It shouldn’t surprise anyone that Florida is facing an insurance crisis. For decades, state and local governments have permitted and continue to permit inappropriate development in hurricane-prone areas. When approving new developments in this area, little attention seems to be paid to the general problems associated with land-impact hurricanes.
It is currently estimated that Hurricane Ian will cause $100 billion in total damage, the largest hurricane damage in Florida history. Florida already has the highest property insurance rates in the nation. However, with an insurance crisis looming on the horizon, an obvious solution to the problem is not even being considered: halt density growth in flood-prone areas. The mechanism is there to guide growth in these areas, but the political will is not.
It’s almost ridiculous that Florida political leaders should expect the rest of the nation to bail us out of problems created by decades of improper coastal development. Florida ranks first in hurricane events and is the nation’s most vulnerable state to the devastating effects of coastal storms. Population growth and continued coastal development over the past few decades have left residents extremely vulnerable to the devastating effects of hurricanes.
Developing industry officials will certainly suggest that one solution to the current insurance problem is to work our way out of it, citing statistics that suggest that as development develops, more will pay into the insurance pool and interest rates will stabilize or even fall. Such convoluted logic is likely to appeal to most of our lawmakers, so the real issue of increasing density in hurricane evacuation zones does not need serious consideration.
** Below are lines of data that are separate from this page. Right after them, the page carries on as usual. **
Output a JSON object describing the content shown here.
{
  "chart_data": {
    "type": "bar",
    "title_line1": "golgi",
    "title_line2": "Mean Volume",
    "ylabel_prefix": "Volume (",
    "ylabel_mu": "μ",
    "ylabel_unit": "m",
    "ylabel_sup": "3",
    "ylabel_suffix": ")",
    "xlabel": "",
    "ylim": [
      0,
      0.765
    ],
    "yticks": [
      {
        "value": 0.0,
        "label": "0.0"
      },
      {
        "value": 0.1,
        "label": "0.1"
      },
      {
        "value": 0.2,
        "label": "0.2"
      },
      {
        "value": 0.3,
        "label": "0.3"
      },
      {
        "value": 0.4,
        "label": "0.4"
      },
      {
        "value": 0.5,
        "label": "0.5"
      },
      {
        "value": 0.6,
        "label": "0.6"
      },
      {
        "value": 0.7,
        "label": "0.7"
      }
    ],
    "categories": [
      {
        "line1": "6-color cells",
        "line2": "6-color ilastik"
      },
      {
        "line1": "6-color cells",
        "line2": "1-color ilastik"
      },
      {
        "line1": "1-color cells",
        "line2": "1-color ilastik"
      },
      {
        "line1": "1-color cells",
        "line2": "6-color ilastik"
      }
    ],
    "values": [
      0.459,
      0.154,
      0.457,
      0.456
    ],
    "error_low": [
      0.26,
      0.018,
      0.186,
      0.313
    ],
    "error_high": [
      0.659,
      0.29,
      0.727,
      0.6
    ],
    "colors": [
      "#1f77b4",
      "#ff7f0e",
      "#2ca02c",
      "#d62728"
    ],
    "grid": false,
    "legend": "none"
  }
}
As more people move to Southwest Florida, the risk of extensive loss of life and property damage will increase. It is vital that residents understand the dangers of living in a hurricane-prone area. There are currently no standards for hurricane clearance times for new or existing developments. Legislation must be passed that requires disclosure of hurricane evacuation times when prospective buyers purchase residential properties. Prospective buyers and renters have a right to know and should be informed as to whether or not it is safe to vacate a property they intend to buy or rent.
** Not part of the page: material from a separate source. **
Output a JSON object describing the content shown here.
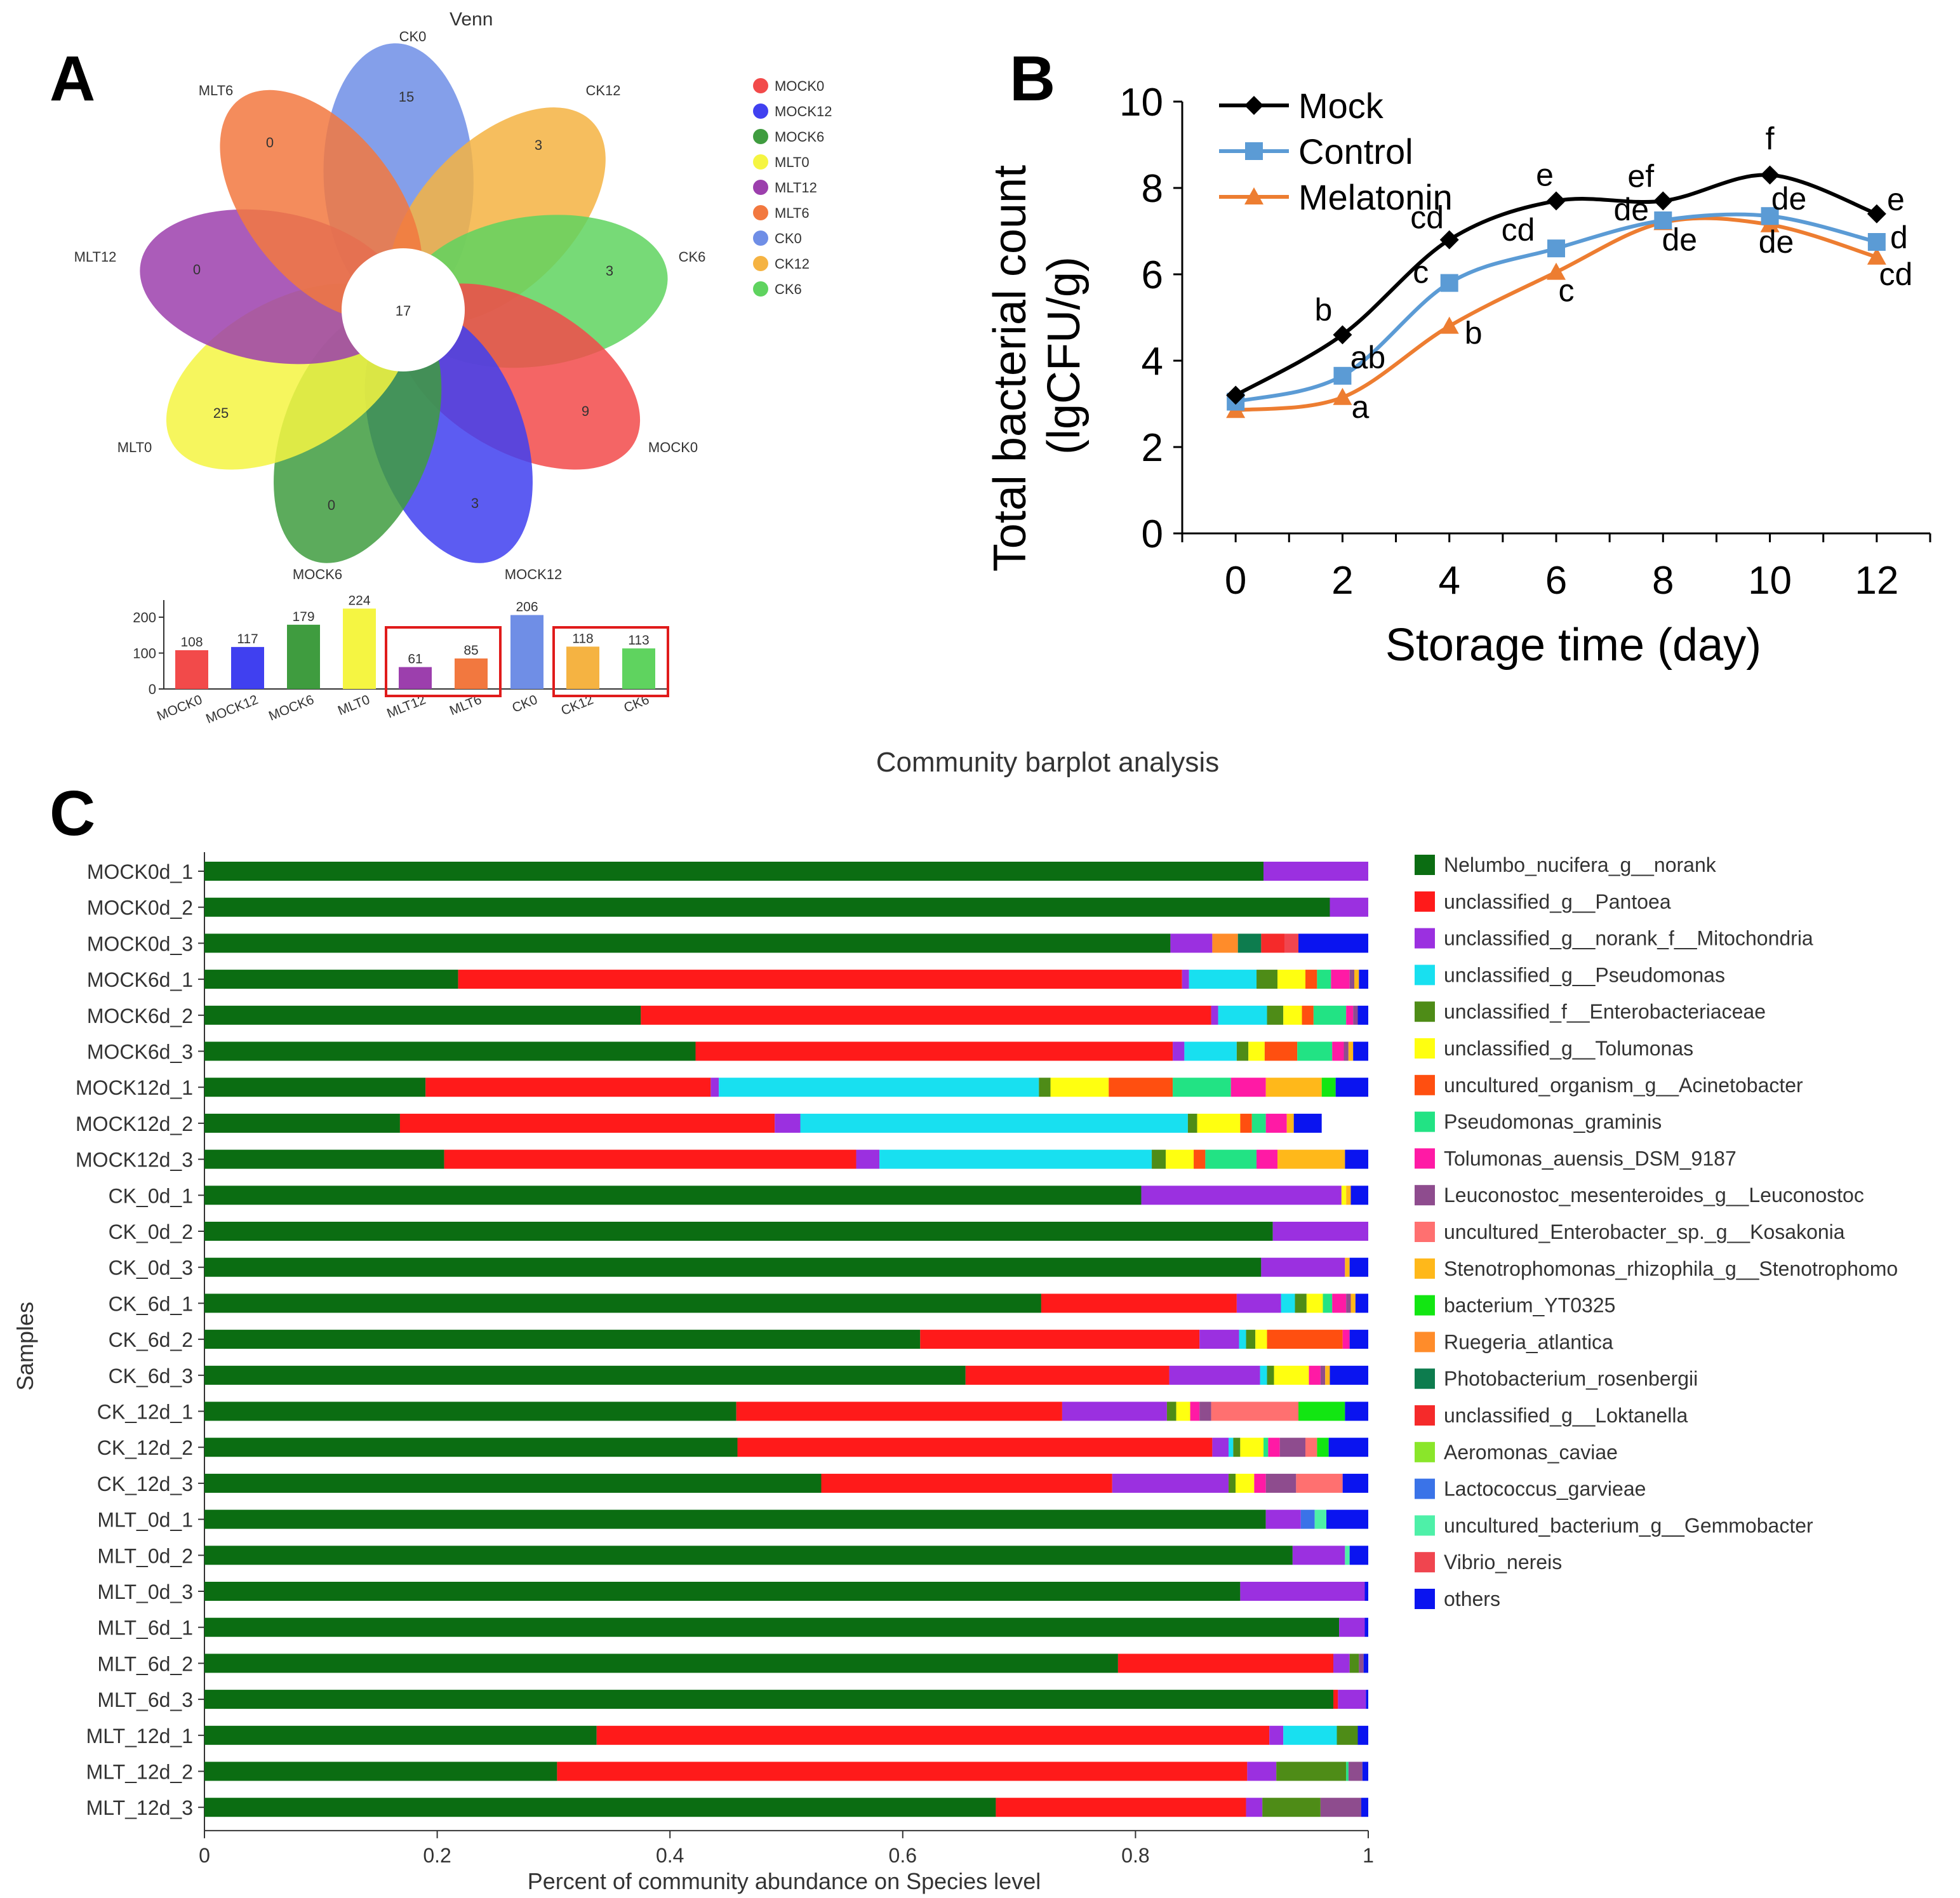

Florida is known for its unique and valuable wetlands, wildlife habitats, beaches and marine resources, but our weak land development regulations underpin continued development in flood-prone coastal and environmentally sensitive areas. Local governments routinely authorize construction seaward of established coastal control lines where construction is not to take place.
It remains to be seen whether the next legislative session will result in meaningful measures to limit growth in hurricane-prone areas. Florida policymakers need to recognize that there is such a thing as a high-risk area on the coast and it is not in our long-term interest to continue building there.
Glenn Compton is Chairman of ManaSota 88, a non-profit organization dedicated to protecting the environment in Manatee and Sarasota counties for over 30 years.